Data centers en France : le mirage des annonces ne doit pas masquer les conditions réelles d’exécution.
La France dispose d’un avantage énergétique important grâce à un système électrique largement décarboné. Mais transformer cet atout en puissance industrielle suppose des raccordements, des équipements, des compétences, des logiciels, des capitaux et une capacité de décision rapide.
1. Des investissements annoncés, mais une montée en charge progressive
RTE rapporte une annonce de 45 milliards d’euros de SoftBank pour trois sites et une ambition totale de 75 milliards d’euros. Le gestionnaire de réseau estime également la consommation actuelle des data centers français à environ 10 TWh par an, soit près de 2 % de la consommation nationale d’électricité.[1]
Ces montants ne doivent pas être confondus avec une capacité déjà raccordée. RTE souligne qu’un grand projet peut monter en charge sur dix à quinze ans et que, deux à trois ans après leur raccordement, les centres observés n’utilisent en moyenne qu’une fraction de la puissance initialement demandée. À l’échelle nationale, RTE anticipe une consommation de l’ordre de 15 à 20 TWh en 2030 puis de 23 à 28 TWh en 2035, et non une bascule instantanée vers la totalité des puissances réservées.[1]
2. Ce que signifie réellement un calcul à 5 GW
À la fin de 2024, la quarantaine de projets alors identifiés représentait environ 5 GW de demandes. Le calcul suivant est une illustration de l’auteur, et non une prévision de consommation :
5 GW × 8 760 heures = 43,8 TWh par an.
Ce résultat correspond à un maximum théorique si 5 GW étaient utilisés à pleine puissance pendant chaque heure de l’année. Il ne tient pas compte du calendrier de raccordement, de la montée en charge, des arrêts, du taux d’utilisation ni de l’évolution des projets. Il ne doit donc pas être comparé comme une prévision directe aux 10 TWh actuellement consommés.
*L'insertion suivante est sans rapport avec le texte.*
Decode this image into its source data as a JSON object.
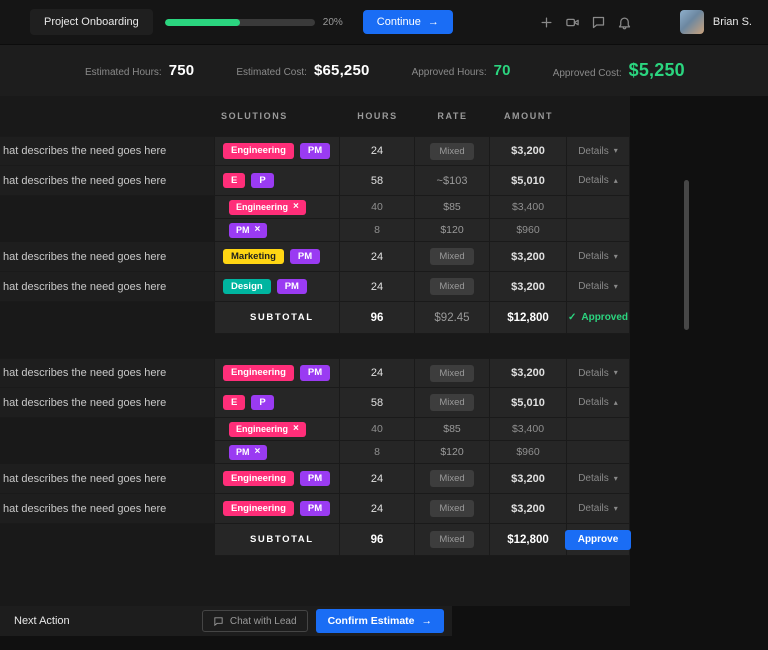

3. Colossus : des chiffres revendiqués par les entreprises
NVIDIA affirme que l’infrastructure et le supercalculateur Colossus ont été construits en 122 jours, avec dix-neuf jours entre l’arrivée du premier rack et le début de l’entraînement.[2] xAI indique de son côté avoir doublé le système en 92 jours pour atteindre 200 000 GPU dans un cluster interconnecté.[3]
Ces nombres sont des déclarations des entreprises concernées. Ils permettent une comparaison de vitesse d’exécution, mais ne suffisent pas à établir que les règles, le réseau, le mix électrique ou les contraintes locales seraient directement transposables à la France.
4. Le vrai goulot d’étranglement : disposer de la puissance au bon endroit et au bon moment
L’existence d’une production électrique abondante ne garantit pas qu’un site puisse être raccordé immédiatement. Il faut réunir puissance disponible, postes électriques, travaux de réseau, foncier, autorisations, délais d’équipement et acceptabilité locale. La politique industrielle doit donc être mesurée à partir des capacités réellement raccordées et utilisées, et non seulement des réservations ou des annonces.
5. Implantation territoriale et souveraineté ne sont pas synonymes
Un investissement étranger peut créer de l’activité, des emplois de chantier, des recettes fiscales et des commandes. Il ne donne pas automatiquement à la France la maîtrise des puces, des modèles, des logiciels, des données, des services cloud, des brevets ou des décisions stratégiques. L’analyse doit distinguer la localisation physique du centre de données de la propriété de la chaîne de valeur.
6. Mesurer la valeur réellement captée en France
Un tableau de bord public devrait suivre la puissance raccordée et utilisée, les délais, la consommation réelle, les emplois durables, les dépenses de recherche, la formation, la part des fournisseurs français, les contreparties énergétiques et la valeur économique conservée sur le territoire.
7. Ce que l’auteur propose
Cette analyse défend des corridors industriels pour l’intelligence artificielle, avec des procédures coordonnées, une visibilité sur les raccordements et des contreparties publiques : recherche en France, emplois qualifiés, accès au calcul pour les entreprises françaises, transparence énergétique et récupération de chaleur lorsque cela est techniquement pertinent.
Conclusion : l’électricité est un avantage, pas une stratégie complète
La France possède une carte énergétique réelle. Elle ne deviendra une puissance de l’intelligence artificielle que si elle transforme cet avantage en capacités effectivement raccordées, en compétences, en propriété technologique et en valeur durablement créée sur son territoire.